Mit der vorgesehenen Reduktion der Finanzhilfe von jährlich 2 Millionen auf 1,5 Millionen Franken für die Jahre 2006 und 2007 würde Bibliomedia einen Viertel, real aber sogar rund 30 Prozent des Bundesbeitrages verlieren. Es handelt sich nicht um Millionen- und Milliardenbeiträge, wo eine halbe Million mehr oder weniger problemlos aufzufangen oder irgendwie auszugleichen ist. Es handelt sich bei 2 Millionen Franken ohnehin schon um einen extrem kleinen Bundesbeitrag, extrem klein gemessen an der grossen Bedeutung, die Bibliomedia in unserem Lande hat. Oder anders ausgedrückt: Der Bund investiert heute über Bibliomedia 29 Rappen - nur 29 Rappen! - pro Einwohnerin oder Einwohner in das System der öffentlichen Bibliotheken der Schweiz. Ab 2006 wären es gemäss Bundesrat und Kommissionsminderheit nur noch 22 Rappen pro Einwohnerin oder Einwohner. [PAGE 2046] Eine Kürzung in diesem Ausmass ist einfach nicht zu verkraften und hätte gravierende Auswirkungen.

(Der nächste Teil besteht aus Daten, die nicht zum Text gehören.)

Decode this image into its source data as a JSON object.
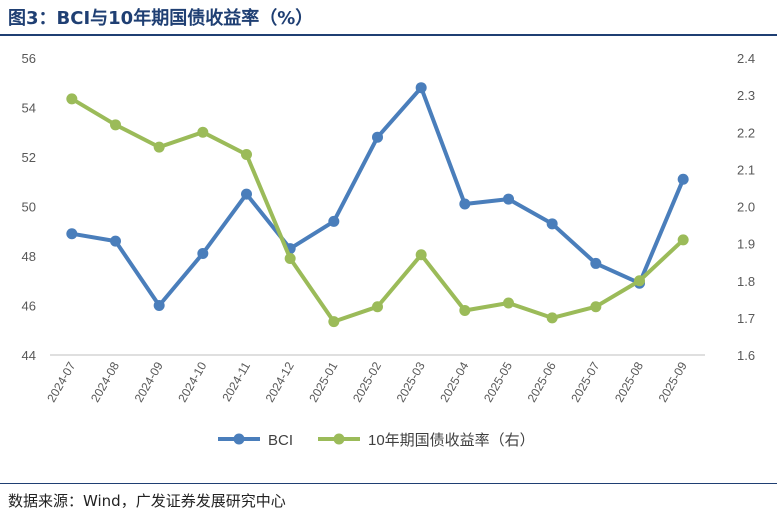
{
  "header": {
    "title": "图3：BCI与10年期国债收益率（%）"
  },
  "footer": {
    "source": "数据来源：Wind，广发证券发展研究中心"
  },
  "chart_data": {
    "type": "line",
    "categories": [
      "2024-07",
      "2024-08",
      "2024-09",
      "2024-10",
      "2024-11",
      "2024-12",
      "2025-01",
      "2025-02",
      "2025-03",
      "2025-04",
      "2025-05",
      "2025-06",
      "2025-07",
      "2025-08",
      "2025-09"
    ],
    "series": [
      {
        "name": "BCI",
        "axis": "left",
        "color": "#4a7ebb",
        "values": [
          48.9,
          48.6,
          46.0,
          48.1,
          50.5,
          48.3,
          49.4,
          52.8,
          54.8,
          50.1,
          50.3,
          49.3,
          47.7,
          46.9,
          51.1
        ]
      },
      {
        "name": "10年期国债收益率（右）",
        "axis": "right",
        "color": "#9bbb59",
        "values": [
          2.29,
          2.22,
          2.16,
          2.2,
          2.14,
          1.86,
          1.69,
          1.73,
          1.87,
          1.72,
          1.74,
          1.7,
          1.73,
          1.8,
          1.91
        ]
      }
    ],
    "left_axis": {
      "ylim": [
        44,
        56
      ],
      "ticks": [
        44,
        46,
        48,
        50,
        52,
        54,
        56
      ]
    },
    "right_axis": {
      "ylim": [
        1.6,
        2.4
      ],
      "ticks": [
        "1.6",
        "1.7",
        "1.8",
        "1.9",
        "2.0",
        "2.1",
        "2.2",
        "2.3",
        "2.4"
      ]
    },
    "grid": false,
    "legend_position": "bottom"
  }
}
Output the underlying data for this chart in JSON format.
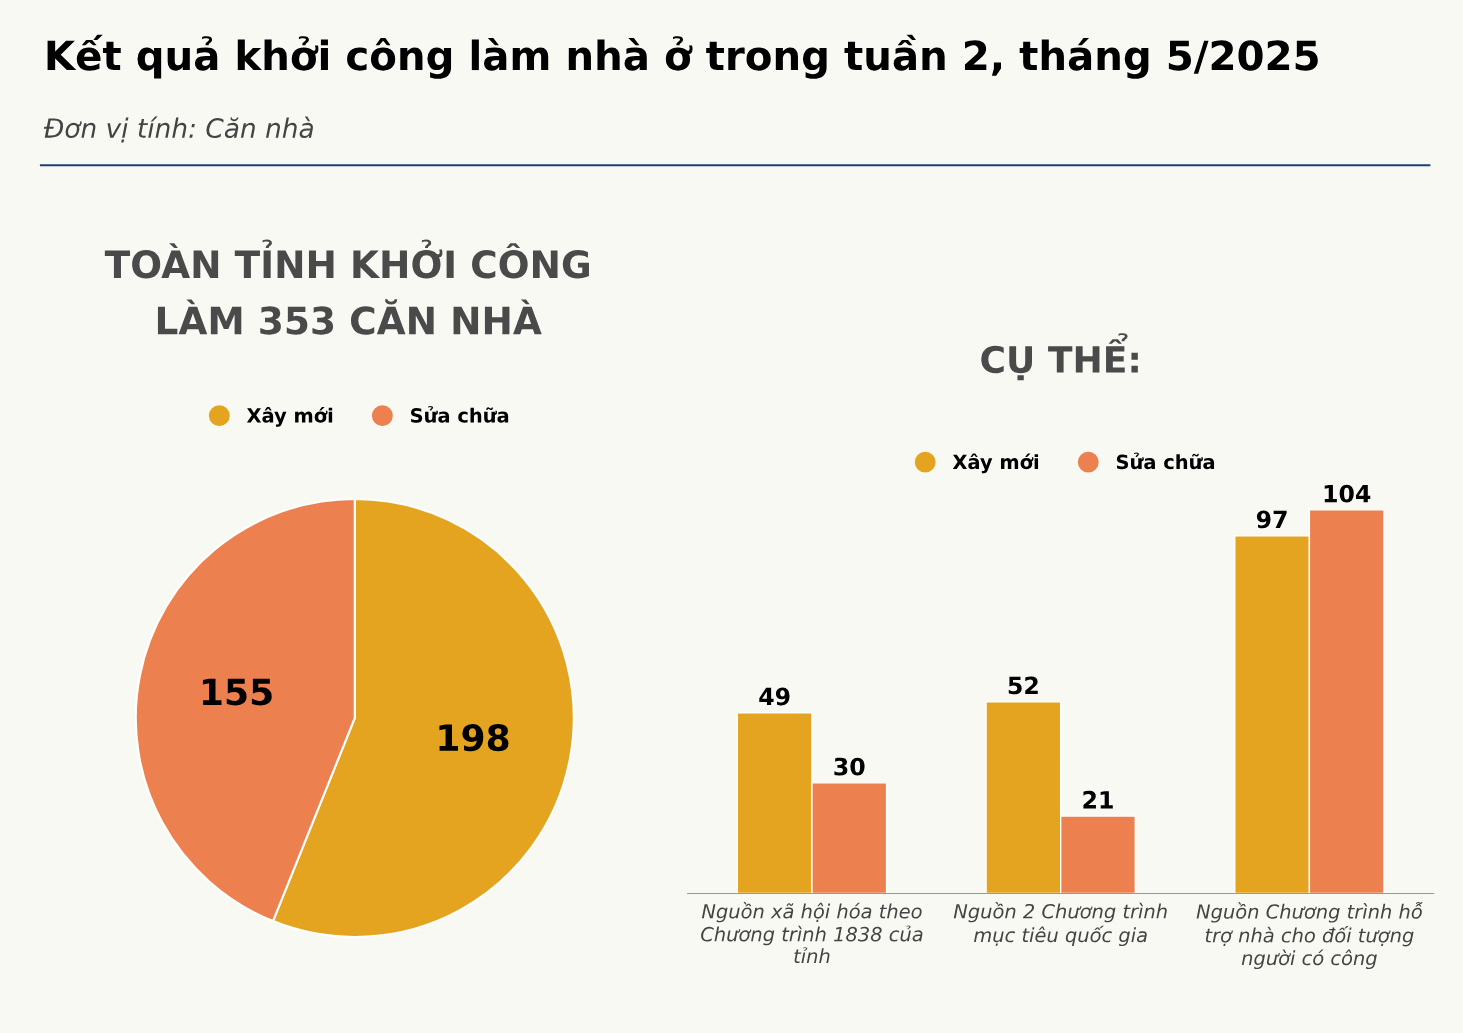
{
  "chart_data": [
    {
      "type": "pie",
      "title": "Kết quả khởi công làm nhà ở trong tuần 2, tháng 5/2025",
      "subtitle": "Đơn vị tính: Căn nhà",
      "annotations": [
        "TOÀN TỈNH KHỞI CÔNG\nLÀM 353 CĂN NHÀ"
      ],
      "categories": [
        "Xây mới",
        "Sửa chữa"
      ],
      "values": [
        198,
        155
      ],
      "colors": [
        "#e5a41f",
        "#ec814f"
      ],
      "data_labels": true,
      "legend": "top"
    },
    {
      "type": "bar",
      "title": "CỤ THỂ:",
      "categories": [
        "Nguồn xã hội hóa theo Chương trình 1838 của tỉnh",
        "Nguồn 2 Chương trình mục tiêu quốc gia",
        "Nguồn Chương trình hỗ trợ nhà cho đối tượng người có công"
      ],
      "series": [
        {
          "name": "Xây mới",
          "color": "#e5a41f",
          "values": [
            49,
            52,
            97
          ]
        },
        {
          "name": "Sửa chữa",
          "color": "#ec814f",
          "values": [
            30,
            21,
            104
          ]
        }
      ],
      "data_labels": true,
      "legend": "top",
      "tick_labels": "x"
    }
  ]
}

Bibliomedia steht für eine ausgeglichene Literaturversorgung aller Landesteile und Bevölkerungskreise und trägt wesentlich zum regionalen und sozialen Ausgleich in unserem Lande bei. Bibliomedia hat viel dazu beigetragen, dass die Schweiz heute auch in wirtschaftlich schwächeren Regionen, in abgelegeneren Landesteilen, über ein gut ausgebautes Netz an öffentlichen Bibliotheken verfügt. Viele dieser Bibliotheken können aber nur überleben und sich weiterentwickeln, wenn sie sich auch in Zukunft auf die Unterstützung durch ihre zentrale Ressourcenbibliothek verlassen können. Schliesslich ist auch die Leseförderung für unser Land eine ganz wichtige und vordringliche Aufgabe - denken Sie an die Pisa-Studie. Auch diese Leseförderung wäre in Zukunft nicht mehr im heutigen und schon gar nicht im nötigen Umfang möglich.
Ich bitte Sie deshalb namens der Kommissionsmehrheit eindringlich, an unserem Beschluss, das heisst an einem Zahlungsrahmen von 8 Millionen Franken für die nächsten vier Jahre, festzuhalten.